Disaster recovery best practices for Project Server 2007

Article
01/10/2017

This Office product will reach end of support on October 10, 2017. To stay supported, you will need to upgrade. For more information, see , Resources to help you upgrade your Office 2007 servers and clients.

Topic Last Modified: 2016-11-14

A disaster recovery plan should ensure that all your systems and data can be restored to normal operation quickly in the event of a natural disaster (such as a fire) or a technical disaster (such as a two-disk failure in a RAID-5 array). When you create a disaster recovery plan, you should identify all of the actions that must occur in response to a catastrophic event.

Thoroughly test your backup and recovery plan before deploying Microsoft Office Project Server 2007 in a production environment. When testing, look for vulnerable areas by simulating as many possible failure scenarios as you can. We recommend that you verify your disaster recovery plan by simulating the occurrence of a catastrophic event.

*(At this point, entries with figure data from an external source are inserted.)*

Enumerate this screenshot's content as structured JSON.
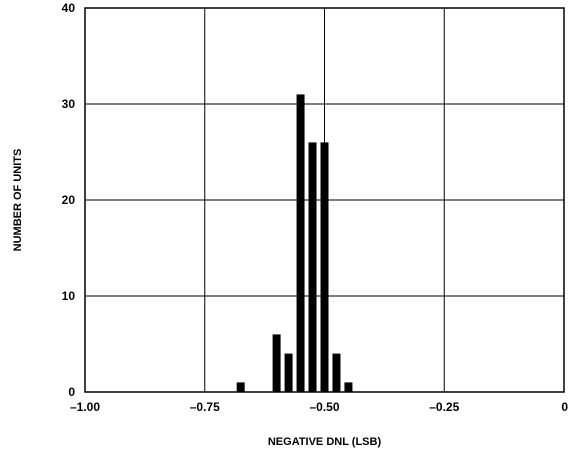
{
  "chart_data": {
    "type": "bar",
    "title": "",
    "xlabel": "NEGATIVE DNL (LSB)",
    "ylabel": "NUMBER OF UNITS",
    "xlim": [
      -1.0,
      0
    ],
    "ylim": [
      0,
      40
    ],
    "x_ticks": [
      -1.0,
      -0.75,
      -0.5,
      -0.25,
      0
    ],
    "x_tick_labels": [
      "–1.00",
      "–0.75",
      "–0.50",
      "–0.25",
      "0"
    ],
    "y_ticks": [
      0,
      10,
      20,
      30,
      40
    ],
    "y_tick_labels": [
      "0",
      "10",
      "20",
      "30",
      "40"
    ],
    "grid": true,
    "bar_color": "#000000",
    "bins": [
      {
        "x": -0.675,
        "count": 1
      },
      {
        "x": -0.6,
        "count": 6
      },
      {
        "x": -0.575,
        "count": 4
      },
      {
        "x": -0.55,
        "count": 31
      },
      {
        "x": -0.525,
        "count": 26
      },
      {
        "x": -0.5,
        "count": 26
      },
      {
        "x": -0.475,
        "count": 4
      },
      {
        "x": -0.45,
        "count": 1
      }
    ]
  }
}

When planning your disaster recovery strategy, consider the following questions:

To what medium will you send the backup (tape or disk)?
Will you do the backups manually or schedule them to be done automatically?
If backups are automated, how will you verify that they successfully occurred?
How will you ensure that the backups are usable?
How long will you save the backups before reusing the medium?
Assuming failure, how much time will it take to restore from the most recent backup? Is that an acceptable amount of downtime?
Where will you store the backups, and do the appropriate people have access to them?
If the responsible system administrator is unavailable, is there someone else who knows the proper passwords and procedures to perform backups and, if necessary, to restore the system?

As part of any disaster recovery plan, we recommend that you do the following:

Use Microsoft Windows Event Viewer on a daily basis to check both the system log and application log on your production servers for any errors or warnings.
Always maintain an up-to-date Windows Emergency Repair disk or Automated System Recovery (ASR) set for each server in your deployment. See Windows Help for more information.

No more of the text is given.